What If the Market Fall 30%?
Posted June 19, 2015
on:Ever since it touched bottom on March 9th, 2009, the market has been going up and up and up with barely any hiccup. That’s dangerous! Because our minds could get complacent. That’s why I want to do a mental exercise with all of you: What would you do if the market fall 30%?
First of all, recognize these two important facts:
- Market fall of 30% and above happened every ten years or so. If we use history as a guide, we should expect a 10% odds of that happening over the next 12 months. (So don’t be surprised.)
- All market tumbles of that magnitude were recovered within 18 months in the US. (So don’t despair.)
So instead of seeing a 30% fall a bad thing: a horrible hit to your wealth, how about seeing that as a good thing: a deep discount of productive assets on sale that happens only once every decade.
Here is what you should do before, during and after a 30% fall of the market.
- Start with having an appropriate asset allocation. Depending on your age and risk tolerance, maybe it’s a 70/30 portfolio, or a 60/40 one, or a 50/50 one.
- Stick to it through good market and bad.
- Rebalance periodically or opportunistically
Let’s take a 50/50 portfolio for example. After the (stock) market tumble of 30%, the portfolio becomes 35/65. To rebalance back to 50/50, you must sell appreciated bonds and buy discounted stocks.
When you do the above over and over, you create a system of buying low and selling high.
An additional note on rebalance, to keep it simple, you can rebalance every year. The optimal rebalance however, is opportunistic not periodic. The research on that was published in Journal of Financial Analyst and it suggests a rebalance when an asset class has deviated from its target allocation by 20%. When this is done right, you can add about 40 basis points in excess return.
If you want to find out how I can help you, schedule a Discovery review with me.

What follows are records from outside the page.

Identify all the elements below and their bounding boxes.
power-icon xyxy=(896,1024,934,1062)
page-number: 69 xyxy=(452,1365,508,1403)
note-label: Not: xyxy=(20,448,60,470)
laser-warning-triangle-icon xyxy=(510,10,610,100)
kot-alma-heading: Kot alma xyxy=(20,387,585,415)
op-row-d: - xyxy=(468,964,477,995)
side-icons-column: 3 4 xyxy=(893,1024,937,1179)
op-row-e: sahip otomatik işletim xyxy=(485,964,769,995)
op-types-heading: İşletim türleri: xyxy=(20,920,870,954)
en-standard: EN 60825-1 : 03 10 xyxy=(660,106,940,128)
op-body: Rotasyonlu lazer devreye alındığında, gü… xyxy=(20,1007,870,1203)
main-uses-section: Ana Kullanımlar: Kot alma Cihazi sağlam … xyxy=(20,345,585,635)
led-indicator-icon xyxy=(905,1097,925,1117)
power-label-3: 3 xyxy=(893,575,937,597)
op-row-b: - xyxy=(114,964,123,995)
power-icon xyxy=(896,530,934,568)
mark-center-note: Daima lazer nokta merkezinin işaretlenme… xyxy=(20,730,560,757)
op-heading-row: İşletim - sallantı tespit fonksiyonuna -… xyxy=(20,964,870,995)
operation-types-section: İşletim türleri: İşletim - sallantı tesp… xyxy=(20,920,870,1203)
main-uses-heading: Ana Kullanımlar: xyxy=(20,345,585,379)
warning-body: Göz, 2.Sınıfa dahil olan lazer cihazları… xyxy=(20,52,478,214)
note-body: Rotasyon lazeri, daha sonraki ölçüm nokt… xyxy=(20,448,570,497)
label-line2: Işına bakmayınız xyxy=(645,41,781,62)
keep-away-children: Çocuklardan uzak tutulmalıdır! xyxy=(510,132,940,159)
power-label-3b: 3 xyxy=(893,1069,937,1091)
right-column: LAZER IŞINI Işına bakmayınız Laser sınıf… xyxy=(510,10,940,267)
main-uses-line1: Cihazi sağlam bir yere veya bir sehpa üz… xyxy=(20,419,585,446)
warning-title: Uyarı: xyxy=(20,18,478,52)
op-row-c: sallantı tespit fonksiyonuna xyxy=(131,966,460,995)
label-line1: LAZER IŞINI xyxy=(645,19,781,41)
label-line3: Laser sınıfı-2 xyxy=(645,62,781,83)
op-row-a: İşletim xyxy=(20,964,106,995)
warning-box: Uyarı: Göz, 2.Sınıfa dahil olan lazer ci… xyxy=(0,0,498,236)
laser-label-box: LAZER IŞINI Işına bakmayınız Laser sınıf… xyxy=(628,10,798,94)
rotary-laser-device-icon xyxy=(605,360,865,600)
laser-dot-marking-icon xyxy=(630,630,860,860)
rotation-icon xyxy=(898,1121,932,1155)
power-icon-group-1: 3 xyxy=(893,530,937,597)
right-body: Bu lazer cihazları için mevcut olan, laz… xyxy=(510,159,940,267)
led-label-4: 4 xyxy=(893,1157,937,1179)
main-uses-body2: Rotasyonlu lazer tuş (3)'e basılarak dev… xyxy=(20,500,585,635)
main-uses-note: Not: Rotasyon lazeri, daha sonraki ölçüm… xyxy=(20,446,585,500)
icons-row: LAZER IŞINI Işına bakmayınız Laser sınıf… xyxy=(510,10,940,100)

If you are not ready, you can still get my white paper for free: The Informed Investor: 5 Key Concepts for Financial Success.
June 19, 2015 at 10:25 pm
It would seem to me, now that we are at all time highs, each day brings us closer to a major adjustment. In thinking this, one could partially sell the gainers to raise about 30-35% of the portfolio in cash. When that goal is reached, retain that cash for the buying opportunities presented by the correction. Not many have the discipline to do this, Holding cash undermines the earning power of the up cycle, and greed pushes us on. Investing 100% in equities amplifies the down cycle, and without cash we all fear that. It would be a personal choice based on the individuals aversion to risk and desire to enhance positions buying things on sale.